Police stationed outside the barricaded entrance

It is a relatively quiet day at Jantar Mantar. Two days have passed since Chandrashekhar from the Bhim Sena adressed a throng of Dalit supporters who protested here against the recent communal clashes in Saharanpur. This day however, the loudest noise are protest chants blaring from a loudspeaker at the other end of the street. While attempting to locate the source of the chanting, a man holding a ‘Pakistan Murdabad’ placard immediately catches our attention.

“I have studied Islam at a madrassa. I know what is about, and it is not about violence. It has never been!”, says Abdul Gafoor Toofani, sitting alone and at a distance from a swarm of protestors to his left. Abdul removes his narrow black sunglasses as he hands over a photocopy of the letter that he had written to the Prime Minister on May 11, 2017, outlining his vision for curbing Pakistan sponsored terrorism in Kashmir, and voicing his absolute loyalty to the Indian Government. Abdul has come from his hometown in Bihar and has been protesting at the same spot in Delhi’s blistering heat since May 4, in order to challenge the conception that terrorism is inherently linked to Islam. “You will have to help me raise my voice further”, he says, as we take our leave to walk further down the road.


Abdul Gafoor Toofani

The protestors range from individuals sitting alone on small carpets, mercilessly exposed to the sun, to large groups huddled under giant banners, spilling out of compartmentalised tents that serve water and refreshments. Two young men walk by with a bucket full of water and stacks of plastic glasses. Water spills over as they rock the heavy bucket with their long energetic strides, punctuated by sudden pauses made to offer water. The supply appears to come from a huge water tank placed outside the biggest company of protestors present that day. Women are huddled on one side, while men are congregated to their left and even across the street. Children innocuously cut through this binary as they chase each other, wielding protest flags taller than their own height.

 

A young protestor


Water tank outside the Sant Rampal protest tent

These are the followers of god-man Sant Rampal, alleging that the the court cases against their Sant are fake, and that a CBI investigation should be conducted immediately to verify the same. “We have been coming here for 615 days and no response has come from the government.” says Guddi, a follower from Rewari, Haryana.

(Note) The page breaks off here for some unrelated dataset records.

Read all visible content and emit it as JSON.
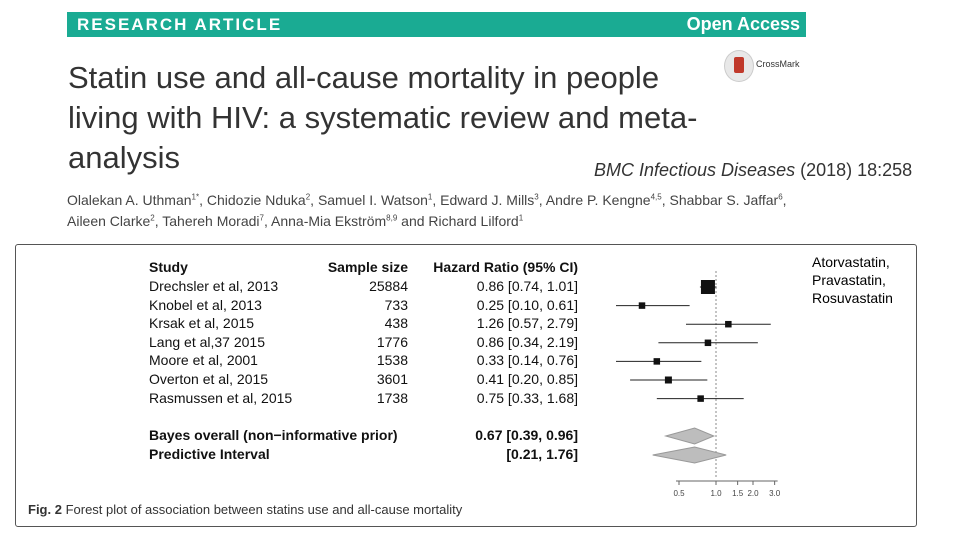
{
  "banner": {
    "type_label": "RESEARCH ARTICLE",
    "access_label": "Open Access"
  },
  "title": "Statin use and all-cause mortality in people living with HIV: a systematic review and meta-analysis",
  "crossmark_label": "CrossMark",
  "journal": {
    "name": "BMC Infectious Diseases",
    "citation": "(2018) 18:258"
  },
  "authors": {
    "line1": [
      {
        "name": "Olalekan A. Uthman",
        "sup": "1*"
      },
      {
        "name": "Chidozie Nduka",
        "sup": "2"
      },
      {
        "name": "Samuel I. Watson",
        "sup": "1"
      },
      {
        "name": "Edward J. Mills",
        "sup": "3"
      },
      {
        "name": "Andre P. Kengne",
        "sup": "4,5"
      },
      {
        "name": "Shabbar S. Jaffar",
        "sup": "6"
      }
    ],
    "line2": [
      {
        "name": "Aileen Clarke",
        "sup": "2"
      },
      {
        "name": "Tahereh Moradi",
        "sup": "7"
      },
      {
        "name": "Anna-Mia Ekström",
        "sup": "8,9"
      },
      {
        "name": "Richard Lilford",
        "sup": "1"
      }
    ],
    "and_word": "and"
  },
  "forest": {
    "headers": {
      "study": "Study",
      "n": "Sample size",
      "hr": "Hazard Ratio (95% CI)"
    },
    "studies": [
      {
        "study": "Drechsler et al, 2013",
        "n": "25884",
        "hr_text": "0.86 [0.74, 1.01]",
        "hr": 0.86,
        "lo": 0.74,
        "hi": 1.01,
        "weight": 1.0
      },
      {
        "study": "Knobel et al, 2013",
        "n": "733",
        "hr_text": "0.25 [0.10, 0.61]",
        "hr": 0.25,
        "lo": 0.1,
        "hi": 0.61,
        "weight": 0.25
      },
      {
        "study": "Krsak et al, 2015",
        "n": "438",
        "hr_text": "1.26 [0.57, 2.79]",
        "hr": 1.26,
        "lo": 0.57,
        "hi": 2.79,
        "weight": 0.25
      },
      {
        "study": "Lang et al,37 2015",
        "n": "1776",
        "hr_text": "0.86 [0.34, 2.19]",
        "hr": 0.86,
        "lo": 0.34,
        "hi": 2.19,
        "weight": 0.25
      },
      {
        "study": "Moore et al, 2001",
        "n": "1538",
        "hr_text": "0.33 [0.14, 0.76]",
        "hr": 0.33,
        "lo": 0.14,
        "hi": 0.76,
        "weight": 0.25
      },
      {
        "study": "Overton et al, 2015",
        "n": "3601",
        "hr_text": "0.41 [0.20, 0.85]",
        "hr": 0.41,
        "lo": 0.2,
        "hi": 0.85,
        "weight": 0.3
      },
      {
        "study": "Rasmussen et al, 2015",
        "n": "1738",
        "hr_text": "0.75 [0.33, 1.68]",
        "hr": 0.75,
        "lo": 0.33,
        "hi": 1.68,
        "weight": 0.25
      }
    ],
    "overall": {
      "label": "Bayes overall (non−informative prior)",
      "hr_text": "0.67 [0.39, 0.96]",
      "hr": 0.67,
      "lo": 0.39,
      "hi": 0.96
    },
    "predictive": {
      "label": "Predictive Interval",
      "hr_text": "[0.21, 1.76]",
      "lo": 0.21,
      "hi": 1.76
    },
    "ticks": [
      "0.5",
      "1.0",
      "1.5",
      "2.0",
      "3.0"
    ],
    "drug_lines": [
      "Atorvastatin,",
      "Pravastatin,",
      "Rosuvastatin"
    ]
  },
  "caption": {
    "fig_label": "Fig. 2",
    "text": "Forest plot of association between statins use and all-cause mortality"
  },
  "colors": {
    "banner": "#1aab93",
    "diamond": "#bdbdbd"
  }
}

Women supporters of Sant Rampal

A man approaches us, giving us a pamphlet from a bundle of other such pamphlets. “You should read this. This is what our god (read Sant Rampal) has done. He cures everything. There are people who have come with throat cancer and even lung cancer. He cured them all.” I thank him for the pamphlet as he insists that we come over to the tent to buy a book on Sant Rampal’s philosophy and help ourselves to some refreshments. I assure him that we will come back in a while. As for refreshments, we spot an ingenious attempt at capitalising on the idea of mass mobilisation on a bright red food truck called Jan Aahaar (people’s food).


Jan Aahaar food truck

As we near the end of the row of protestors, a woman with impassive eyes hands us a news clipping. “Scan it if you need to. It is about my brother. His daughters and wife have been kidnapped and missing since 2012. Come and take his interview.” She turns away without waiting for an answer. Bewildered, we follow her to a man sitting next to an unused police post, behind which garbage accumulates.


Behind the abandoned police post

SK Pandit sports a bandaged arm. “That is not the only thing they attempted to break. Can you see my broken teeth? The goons who took away my family did this. The police refuse to file an FIR. I have been protesting here since 2012.”, he claims. I ask him how he earns his livelihood if he comes here regularly. The sister interjects: “I dry pieces of card board and sell them for a living.” Pointing at the dump behind the police post, she says: “We have been living here. There is no place else to go.”


Pandit’s sister drying cardboard that’s she sells for a living

Indeed, there is nowhere else to go. Another row of police barricades marks the end of the street. This is where free speech ends. Rows of men in green camouflage uniforms watch us wearily from their plastic chairs. The state seems to have successfully contained the voices of protest. But for all those who are losing faith in the spirit of democracy, the voices of collective dissent congregate on this street. One need only make the effort to listen.